Gahapati (m., f.: gahapātānī in pāli, gṛhapati in sanscrito vedico) è una particolare figura di laico nel canone buddhista. Il dizionario della Pāli Text Society fornisce l'etimologia del termine (gaha+pati) dove pati ha ancora l'antico significato di "padrone", "signore", dotato di potere, dignità e buona sorte, accostabile al sanscrito dampati=dominus latino, mentre nella lingua pāli il senso si può ricavare da termini quali senāpati, comandante, generale, in sanscrito jāspati, capofamiglia, lat. hospes, bulgaro arcaico gospoda=potestas lat., "possessore di una casa", capofamiglia, pater familias. In questo senso il termine pāli è equivalente al sanscrito gṛhastha, laico, "colui che vive a casa propria" (da gṛhin, uomo di casa, laico, sposato).[1]

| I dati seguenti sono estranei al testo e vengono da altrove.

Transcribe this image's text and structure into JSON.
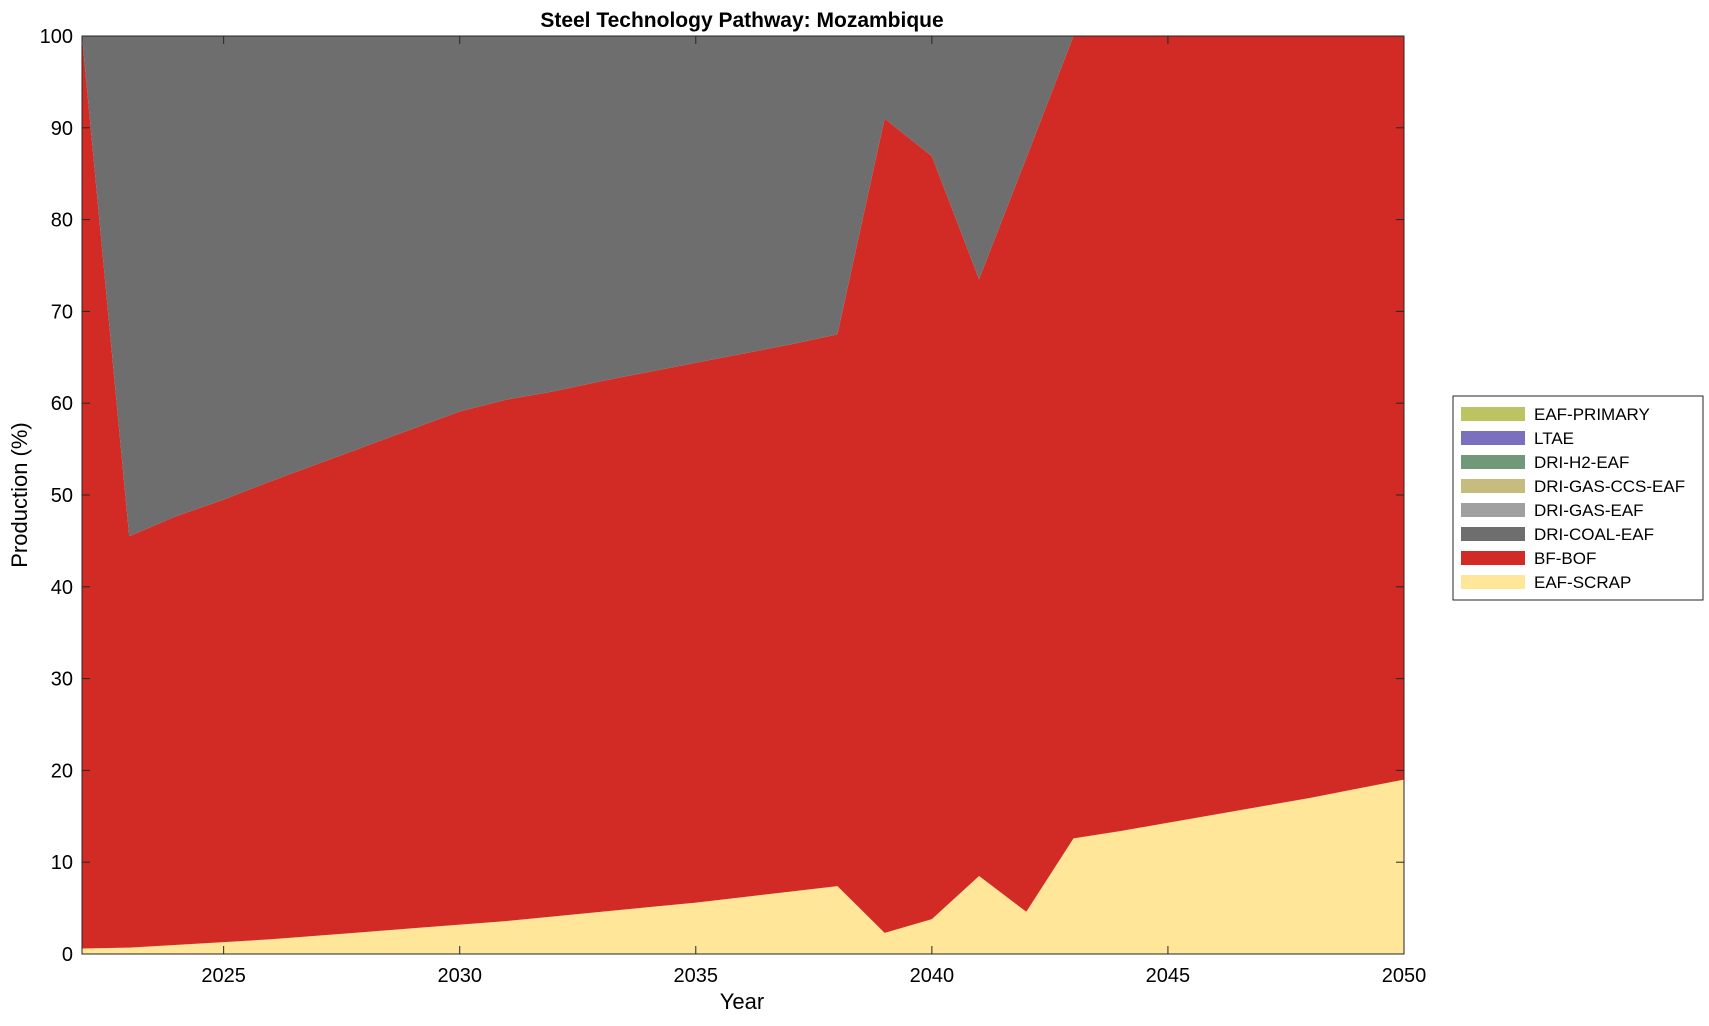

Negli insegnamenti canonici buddhisti in numerosi discorsi ed eventi si presta attenzione alla figura del laico, in generale reso con i termini upāsaka (m., laico) e upāsikā (f., laica), ossia un seguace attivo della dottrina del Buddha, una persona che si fa carico di assistere la comunità monastica. Ma nella letteratura canonica vi sono altri tipi di membri della società con un qualche rapporto con la comunità monastica, anche se non così attiva come gli upāsaka. Alcuni di questi sono i gahapati, termine a volte tradotto con "tesorieri", cui alcuni preferiscono "capitalisti".[2] Un gahapati è generalmente considerato un membro di alto rango all'interno della terza casta, quella dei mercanti ed artigiani,[3] nonché uno dei sette 'gioielli' di un cakravartin, di un dominatore universale.[3] Egli è uno scopritore di tesori nascosti grazie al suo divyacakṣu, visione sottile o divina, mettendo quelli non reclamati dal legittimo proprietario sotto il possesso del sovrano.[3] Il gahapati vive praticando le arti e i mestieri (sippādhiṭṭhāna), dedicandosi alle proprie attività ed affari (kammantābhinivesā) e godendo del frutto del proprio lavoro (niṭṭhitā kammantapariyosanā).[4]

Nella letteratura canonica sono generalmente visti con benignità, sebbene se ne dica che la loro propensione a dedicarsi esclusivamente all'accumulo di ogni genere di ricchezza e all'appagamento di qualsivoglia piacere o desiderio li espone all'ansia di non poter più un giorno esercitare le proprie prerogative e di doversi quindi ritirare dai propri affari, mentre il loro attaccamento ai piaceri sensuali è detto probabilmente dovuto alla loro ignoranza degli effetti negativi dell'attaccamento agli oggetti mondani.[5] Dal punto di vista formale, un aspetto che differenzia gli upāsaka dai gahapati è che i primi, a differenza dei secondi, prendono i tre rifugi (tisaraṇa) oltre che i cinque precetti.[6] Il Buddha è riportato insegnare la sua dottrina (etica, religiosa e secolare) ai laici senza fare distinzione alla loro classe, credo, sesso o status sociale.[7]

In un'epoca in cui in India fioriva la classe commerciale e artigiana accanto alla tradizionale società agricola, i grandi proprietari terrieri erano chiamati gahapati, mentre con seṭṭhi erano indicati i magnati dell'industria.[8]

Note modifica

  1. ^ Memoirs of the Asiatic Society of Bengal, vol. IV, nº 1, pag. 35 (Sanskrit-Tibetan Vocabulary, ossia un'edizione e traduzione del Mahāvyutpatti di Alexander Cosma De Koros), cit. in Barua, op. cit, p. 68.
  2. ^

    «il termine pāli è spesso reso con tesoriere, ma forse capitalista sarebbe meglio (in orig. capo corporazione)»

    Franklin Edgerton, Buddhist Hybrid Sanskrit Grammar and Dictionary, vol. II, pag. 214, cit. in Barua, op. cit, p. 69.
    
  3. ^ a b c Barua, op. cit, p. 69.
  4. ^ Dīghanikāya II 16 176, cit. in Barua, op. cit, p. 69.
  5. ^ Aṅguttaranikāya IV, pag. 438 dell'edizione della Pāli Text Society, cit. in Barua, op. cit, p. 40.
  6. ^ Barua, op. cit, p. 40.
  7. ^ Barua, op. cit, p. 74.
  8. ^ Barua, op. cit, p. 271.

Bibliografia modifica

  • Dipak Kumar Barua, An analytical Study of Four Nikāyas, 2ª ed., New Delhi, Munshiram Manoharlal Publishers Pvt., 2003 [1971], p. 626, ISBN 81-215-1067-8.